Detlef Burhoff, Dr. Peter Kotz
Das Wichtigste in Kürze:
1. |
Wird über die Maßregel der Besserung und Sicherung entschieden, ist in der Regel ein Pflichtverteidiger beizuordnen. Die Beiordnung erfolgt über § 140 Abs. 2 StPO analog. |
2. |
Das Gericht muss begründen, wenn aus seiner Sicht ausnahmsweise kein Fall der notwendigen Verteidigung vorliegt. |
3. |
Einziger gesetzlicher Fall ist die Überprüfung der Fortdauer der Maßregel, nachdem ein externes Gutachten eingeholt wurde (Fünf-Jahres-Grenze, § 463 Abs. 4 S. 5 StPO). |
4. |
Für die Rücknahme der Bestellung gelten die allgemeinen Grundsätze. |
5. |
Neben den Gebühren gemäß der Anlage 1 zum RVG kann auch eine Pauschgebühr (§ 51 RVG) geltend gemacht werden. |
Rdn 125
Literaturhinweise:
Pollähne, Verteidigung in Maßregelvollstreckung und -vollzug, StraFo 2007, 486
s.a. die Hinweise bei → Maßregelvollzug, Allgemeines, Teil C Rdn 2, und bei Burhoff, EV, Rn 2813.
Rdn 126
1.a) Die Pflichtverteidigerbestellung aus dem Erkenntnisverfahren endet mit rechtskräftigem Abschluss des Erkenntnisverfahrens (Meyer-Goßner/Schmitt, § 140 Rn 33 m.w.N.). Anders als in der "normalen" Strafvollstreckung üblich, ist bei Entscheidungen zur (weiteren) Vollstreckung von Maßregeln i.d.R. ein Fall der notwendigen Verteidigung gegeben. Eine Generalklausel, vergleichbar mit § 140 Abs. 2 StPO, bezogen auf den Vollzug freiheitsentziehender Maßregeln, existiert nicht (vgl. zu allem a.
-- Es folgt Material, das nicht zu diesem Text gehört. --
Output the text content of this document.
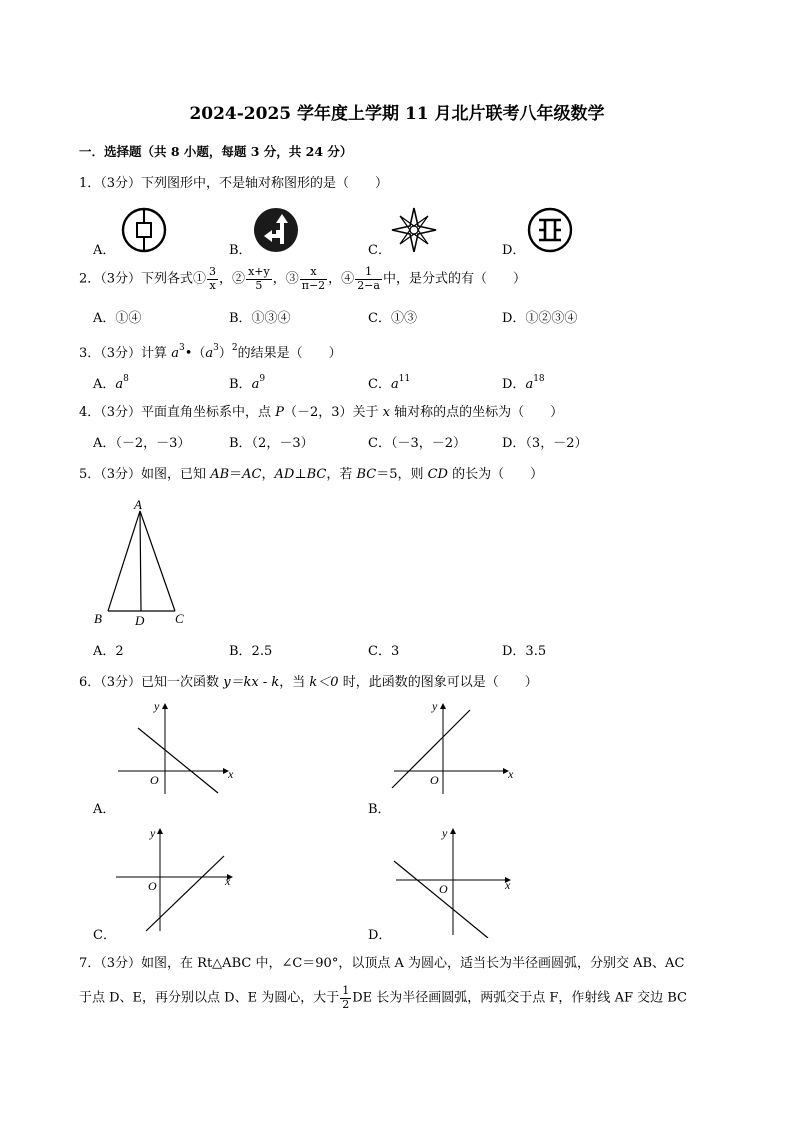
2024-2025 学年度上学期 11 月北片联考八年级数学
一．选择题（共 8 小题，每题 3 分，共 24 分）
1．（3分）下列图形中，不是轴对称图形的是（　　）
A．	B．	C．	D．
2．（3分）下列各式① $\frac{3}{x}$ ，② $\frac{x+y}{5}$ ，③ $\frac{x}{\pi-2}$ ，④ $\frac{1}{2-a}$ 中，是分式的有（　　）
A．①④	B．①③④	C．①③	D．①②③④
3．（3分）计算 $a^3•(a^3)^2$的结果是（　　）
A．$a^8$	B．$a^9$	C．$a^{11}$	D．$a^{18}$
4．（3分）平面直角坐标系中，点 P（－2，3）关于 x 轴对称的点的坐标为（　　）
A．（－2，－3）	B．（2，－3）	C．（－3，－2）	D．（3，－2）
5．（3分）如图，已知 AB＝AC，AD⊥BC，若 BC＝5，则 CD 的长为（　　）
A
B	D C
A．2	B．2.5	C．3	D．3.5
6．（3分）已知一次函数 y＝kx - k，当 k＜0 时，此函数的图象可以是（　　）
x
y
O
A．
x
y
O
B．
x
y
O
C．
x
y
O
D．
7．（3分）如图，在 Rt△ABC 中，∠C＝90°，以顶点 A 为圆心，适当长为半径画圆弧，分别交 AB、AC
于点 D、E，再分别以点 D、E 为圆心，大于 $\frac{1}{2}$ DE 长为半径画圆弧，两弧交于点 F，作射线 AF 交边 BC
Burhoff, EV, Rn 2812 ff.).
Rdn 127
b) Es gibt lediglich eine Konstellation, in der eine Beiordnung von Gesetzes wegen erfolgen muss: Wird nach fünf Jahren in der Unterbringung für die Entscheidung über die Fortdauer der Maßregel gem. § 63 StGB ein externes Gutachten eingeholt, bestimmt § 463 Abs. 4 S. 5 StPO, dass dem Untergebrachten ein Pflichtverteidiger beizuordnen ist (→ Maßregelvollzug, Fortdauerentscheidung, Teil C Rdn 39; → Maßregelvollzug, Lockerungen, Teil C Rdn 89).
Rdn 128
c) Es kommt aber regelmäßig eine Beiordnung analog § 140 Abs. 2 StPO in Betracht (Meyer-Goßner/Schmitt, § 140 Rn 33a m.w.N.; Burhoff, EV, Rn 2812 ff.; → Maßregeln, Erwachsene, Pflichtverteidiger, Teil B Rdn 1089), wenn die Schwere der Tat oder die Schwierigkeit der Sach- und Rechtslage, insb. im Diagnose- und Prognosebereich (vgl. BVerfG R&P 2006, 154) oder die Unfähigkeit des Verurteilten, seine Rechte wahrzunehmen, es gebieten (BVerfG NJW 2002, 2773; OLG Köln NStZ-RR 2010, 326; OLG Schleswig NStZ-RR 2008, 253).
Rdn 129
Dabei ist auf die Schwere des Vollstreckungsverfahrens abzustellen, was insbesondere dann zu bejahen ist, wenn ein SV-Gutachten eingeholt wird (OLG Celle StraFo 2012, 523; vgl. zum Zeitpunkt der Beiordnung OLG Zweibrücken NStZ-RR 2006, 355 [spätestens im Stadium der Gutachterauswahl; zu unterschiedlichen Auffassungen zur Kriminalprognose OLG Karlsruhe NStZ-RR 2002, 336; differenzierend: OLG Dresden NStZ-RR 2005, 318). Die Voraussetzungen des § 140 Abs. 2 StPO sollen allerdings einschränkend auszulegen sein, da das Verfahren anders als das Erkenntnisverfahren nicht darauf ausgelegt sei, kontradiktorisch geführt zu werden (BVerfG NJW 2002, 2773), was bezweifelt werden darf.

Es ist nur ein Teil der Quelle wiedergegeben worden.